Many associate Cowan’s name with developing Bay Farm Island. However he also played a larger-than-life role in forming water-emergency response on San Francisco Bay as we know it today. WETA honored Cowan by naming the Alameda Point facility in his honor. Cowan’s role in influencing how the Bay Area uses its waterways to respond to emergencies had its roots in providing ferry service for the Harbor Bay Business Park, but it gelled on a day that many remember so well. 

Cowan had an uncommon commute with a view that few of us enjoy. He flew his helicopter from Marin County to his Alameda office. On the way to and from work, he observed how crowded the freeways were and how free the waterways were. He was returning to his Alameda office in his helicopter after a meeting with UC Davis on Oct. 17, 1989, when the Loma Prieta Earthquake struck. 

“I was about to enter the airspace that the Navy controlled over its air station in Alameda,” Cowan said. He had just radioed the Navy for permission to do so. Just then he saw the Bay Bridge collapse. Cowan didn’t know it yet, but the Loma Prieta Earthquake had just struck. At the Navy’s request, he hovered over the bridge and reported what he was seeing. That experience opened his eyes to the need for emergency transportation, not along the highways, but along the waterways. 

In that eye-opening moment, Cowan realized that the San Francisco Bay itself, not the freeways that surrounded it, were key to this emergency transportation. The Loma Prieta Earthquake had severed the Bay Bridge, the concrete artery that connected San Francisco with the East Bay. However, the waterways — the artery that so many had depended on before the November 12, 1936, opening of bridge — remained intact.

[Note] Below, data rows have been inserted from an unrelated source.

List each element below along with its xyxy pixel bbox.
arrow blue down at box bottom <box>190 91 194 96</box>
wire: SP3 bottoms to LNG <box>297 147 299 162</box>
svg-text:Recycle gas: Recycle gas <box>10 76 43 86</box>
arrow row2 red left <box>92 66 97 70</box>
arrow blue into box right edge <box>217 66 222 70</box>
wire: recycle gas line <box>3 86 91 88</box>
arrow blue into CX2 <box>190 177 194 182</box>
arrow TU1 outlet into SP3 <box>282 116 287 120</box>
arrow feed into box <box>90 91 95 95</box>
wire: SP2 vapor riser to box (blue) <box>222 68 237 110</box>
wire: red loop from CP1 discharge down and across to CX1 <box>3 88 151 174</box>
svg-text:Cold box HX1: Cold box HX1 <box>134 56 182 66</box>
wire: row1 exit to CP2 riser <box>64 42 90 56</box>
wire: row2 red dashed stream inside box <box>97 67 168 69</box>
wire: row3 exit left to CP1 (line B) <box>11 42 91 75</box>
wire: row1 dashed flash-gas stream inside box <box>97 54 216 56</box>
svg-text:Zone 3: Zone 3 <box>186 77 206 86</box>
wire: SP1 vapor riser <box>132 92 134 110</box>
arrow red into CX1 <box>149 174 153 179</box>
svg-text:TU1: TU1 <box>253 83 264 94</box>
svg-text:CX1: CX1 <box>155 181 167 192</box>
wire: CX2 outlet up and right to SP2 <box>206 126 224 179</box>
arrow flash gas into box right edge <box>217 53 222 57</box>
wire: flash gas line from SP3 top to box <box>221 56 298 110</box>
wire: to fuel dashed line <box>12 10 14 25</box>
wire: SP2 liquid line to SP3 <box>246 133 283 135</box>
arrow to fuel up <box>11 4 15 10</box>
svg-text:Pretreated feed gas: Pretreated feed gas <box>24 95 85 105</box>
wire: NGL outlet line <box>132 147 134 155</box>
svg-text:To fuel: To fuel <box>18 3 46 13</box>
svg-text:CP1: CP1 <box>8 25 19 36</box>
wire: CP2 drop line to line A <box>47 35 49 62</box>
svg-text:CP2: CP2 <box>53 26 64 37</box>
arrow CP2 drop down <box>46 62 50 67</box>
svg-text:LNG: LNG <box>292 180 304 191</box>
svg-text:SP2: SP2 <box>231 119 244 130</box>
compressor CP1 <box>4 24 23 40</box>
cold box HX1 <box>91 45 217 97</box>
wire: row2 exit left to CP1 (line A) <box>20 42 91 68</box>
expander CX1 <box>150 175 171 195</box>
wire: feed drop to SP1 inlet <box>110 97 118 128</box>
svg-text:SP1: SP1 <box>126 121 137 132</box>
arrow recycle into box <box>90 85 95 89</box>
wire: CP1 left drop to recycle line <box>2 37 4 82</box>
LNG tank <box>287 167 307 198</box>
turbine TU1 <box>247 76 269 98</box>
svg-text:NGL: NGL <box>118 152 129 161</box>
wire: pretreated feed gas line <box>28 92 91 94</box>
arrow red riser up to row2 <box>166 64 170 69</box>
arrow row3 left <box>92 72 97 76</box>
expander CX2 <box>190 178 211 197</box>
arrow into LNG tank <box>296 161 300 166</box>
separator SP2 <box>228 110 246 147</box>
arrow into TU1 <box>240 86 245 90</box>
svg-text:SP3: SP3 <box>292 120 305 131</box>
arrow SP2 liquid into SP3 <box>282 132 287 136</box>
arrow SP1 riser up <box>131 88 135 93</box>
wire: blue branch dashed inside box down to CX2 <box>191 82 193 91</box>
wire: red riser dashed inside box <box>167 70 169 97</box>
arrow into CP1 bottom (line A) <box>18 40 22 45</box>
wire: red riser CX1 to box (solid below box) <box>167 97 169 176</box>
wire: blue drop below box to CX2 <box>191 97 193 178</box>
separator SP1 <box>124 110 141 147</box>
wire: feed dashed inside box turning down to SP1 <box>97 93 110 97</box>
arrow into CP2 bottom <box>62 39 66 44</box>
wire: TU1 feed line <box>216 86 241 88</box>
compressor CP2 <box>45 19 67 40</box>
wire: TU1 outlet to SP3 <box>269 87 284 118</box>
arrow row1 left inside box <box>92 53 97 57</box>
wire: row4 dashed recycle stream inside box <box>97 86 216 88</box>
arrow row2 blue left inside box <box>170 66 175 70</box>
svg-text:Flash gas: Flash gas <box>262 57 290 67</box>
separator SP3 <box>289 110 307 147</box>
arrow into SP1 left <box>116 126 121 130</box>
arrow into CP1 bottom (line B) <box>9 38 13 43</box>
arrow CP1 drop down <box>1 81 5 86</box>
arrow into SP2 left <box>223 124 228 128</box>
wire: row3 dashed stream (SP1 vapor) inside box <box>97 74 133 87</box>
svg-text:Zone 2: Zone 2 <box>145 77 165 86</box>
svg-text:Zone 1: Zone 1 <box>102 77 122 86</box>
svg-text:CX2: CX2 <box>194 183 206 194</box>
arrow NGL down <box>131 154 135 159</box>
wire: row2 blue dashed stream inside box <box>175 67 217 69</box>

Cowan’s vision of introducing ferry service to the East Bay was already six years old as he watched in horror as cars tumbled around the Bay Bridge like so many toys. As part of his efforts to bring ferry service to Harbor Bay, he introduced the Bay Area to a Hovercraft. He used the craft from 1983 to 1986 to transport people around San Francisco Bay and to demonstrate the use of a Surface Effect Ship or “SES.” “We staffed the craft with a group of hostesses we warmly called ‘The Hoverettes,’” Cowan said. 

The 1989 earthquake gave Cowan a vision, now he had to sell it. He had to convince the proper authorities that the next time an emergency as devastating as the Loma Prieta earthquake arose, we need not concern ourselves with freeways and highways because we had the waterways. Cowan opened another chapter in his life that October day. 

“In 1983, I viewed the ferry service as a way to connect Harbor Bay to San Francisco,” he said. “Now I became a crusader to convince people to use the ferries as a way to respond to natural emergencies such as earthquakes.” He turned to city councils and the state government. He convinced Bill Lockyer, the president of the California Senate, to see the San Francisco Bay as a pathway. The powerful in Sacramento saw merit in Cowan’s idea and introduced him to Sunne McPeak at the Bay Area Council.

Cowan and McPeak turned to others. One played a special role in seeing his dream fulfilled, Willie Brown. “Willie helped see the dream through,” Cowan said. “He helped me work with Sunne.” Don Perata also helped, writing the legislation that created the Water Transportation Authority. 

“Sunne formed a 52-member committee and appointed me as the chairman,” Cowan said. The Water Transit Authority was born, but Cowan wasn’t done. A key word was missing: emergency. He turned again to the authorities in Sacramento. 

Cowan credits Perata with getting things done. “Don had helped write the legislation that earlier created the Water Transportation Authority, now he played a key role in doing the same for the Water Emergency Transportation Authority,” Cowan said. With Perata’s assistance Cowan saw that all-important word, emergency, added to the authority’s title — his dream became reality. 

Each and every year, WETA carries more than 2 million passengers to and from Alameda, Oakland, San Francisco, South San Francisco and Vallejo on twelve high-speed passenger-only ferries. In addition, thanks to Ron’s insistence and persistence, Bay Area commuters can rest assured that WETA has an emergency plan in place. WETA thanked Cowan last Thursday for a job well down.